Friday 2 August 2019

Roskhill Birds

My last post here was largely negative, so I thought this time I would be a bit more cheerful. Here's a post about the bird and baby bird situation in and around Roskhill.

My desk (and computer) stand just inside a ground floor window, with, only a few feet outside, our bird feeders hanging on the branches of a tree. The tree provides safe cover for a multitude of garden birds, and we keep the feeders stocked with peanuts and fat balls.

We don't attract any rare or unusual species, but the feeders are extremely busy, and our visitor list is quite long. I'm not a twitcher, so may miss a few, but at various times of the year, in the garden, we see:

  • house sparrow
  • dunnock
  • wren
  • starling
  • blackbird
  • song thrush
  • chaffinch
  • greenfinch
  • goldfinch
  • blue tit
  • great tit
  • coal tit
  • robin
  • siskin
  • blackcap
  • wagtail
  • collared dove
  • rock dove

Locally, but almost never in the garden, other birds we often see include:

  • meadow pipit
  • sedge warbler
  • wheatear
  • redwing
  • mistle thrush
  • swallow
  • cuckoo
  • snipe
  • curlew
  • lapwing
  • heron
  • jackdaw
  • hooded crow
  • raven
  • buzzard
  • sparrowhawk
  • various seabirds (I'm not good at identifying seabirds...)!

...and very occasionally a golden eagle or sea eagle will overfly. Just a couple of times, I have seen a hen harrier over the Roskhill moorland.

Now as for nesting birds - our garden has a number of shrubs and trees. Then we have two nest boxes which are favoured by great tits, and the Barn has various holes and gaps in the roof and soffits. These locations all provide good homes, and this year in particular we have been delighted to see a big increase in numbers of breeding house sparrows.

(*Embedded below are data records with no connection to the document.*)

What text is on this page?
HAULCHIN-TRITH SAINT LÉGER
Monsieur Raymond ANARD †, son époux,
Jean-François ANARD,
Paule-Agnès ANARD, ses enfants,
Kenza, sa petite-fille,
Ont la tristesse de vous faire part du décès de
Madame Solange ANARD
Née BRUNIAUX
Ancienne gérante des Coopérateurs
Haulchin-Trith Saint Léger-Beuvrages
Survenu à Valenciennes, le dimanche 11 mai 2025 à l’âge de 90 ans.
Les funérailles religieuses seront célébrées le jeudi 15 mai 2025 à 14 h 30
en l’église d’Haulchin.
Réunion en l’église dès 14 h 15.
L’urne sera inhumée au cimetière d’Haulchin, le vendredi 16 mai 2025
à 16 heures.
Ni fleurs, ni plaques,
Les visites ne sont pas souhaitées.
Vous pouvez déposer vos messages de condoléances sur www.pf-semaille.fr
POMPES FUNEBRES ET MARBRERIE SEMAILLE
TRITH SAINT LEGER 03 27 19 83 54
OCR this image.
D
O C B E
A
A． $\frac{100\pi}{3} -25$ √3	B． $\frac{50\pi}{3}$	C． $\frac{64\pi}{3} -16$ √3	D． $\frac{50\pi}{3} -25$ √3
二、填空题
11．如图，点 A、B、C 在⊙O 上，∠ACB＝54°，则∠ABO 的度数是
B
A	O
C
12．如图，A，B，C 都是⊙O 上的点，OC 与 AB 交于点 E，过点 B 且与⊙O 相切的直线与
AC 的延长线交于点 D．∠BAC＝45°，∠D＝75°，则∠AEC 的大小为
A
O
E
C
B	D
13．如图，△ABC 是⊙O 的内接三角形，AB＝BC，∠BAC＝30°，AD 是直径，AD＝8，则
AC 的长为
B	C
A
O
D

The starlings, blackbirds and great tits have been very successful too, and the robins have done especially well (three different families managed to tolerate each other to bring off broods at the same time).

It is not difficult to spend too much time looking out of the window...

Just one on this occasion - a blue tit.
 Often there are at least half a dozen birds at this feeder at the same time.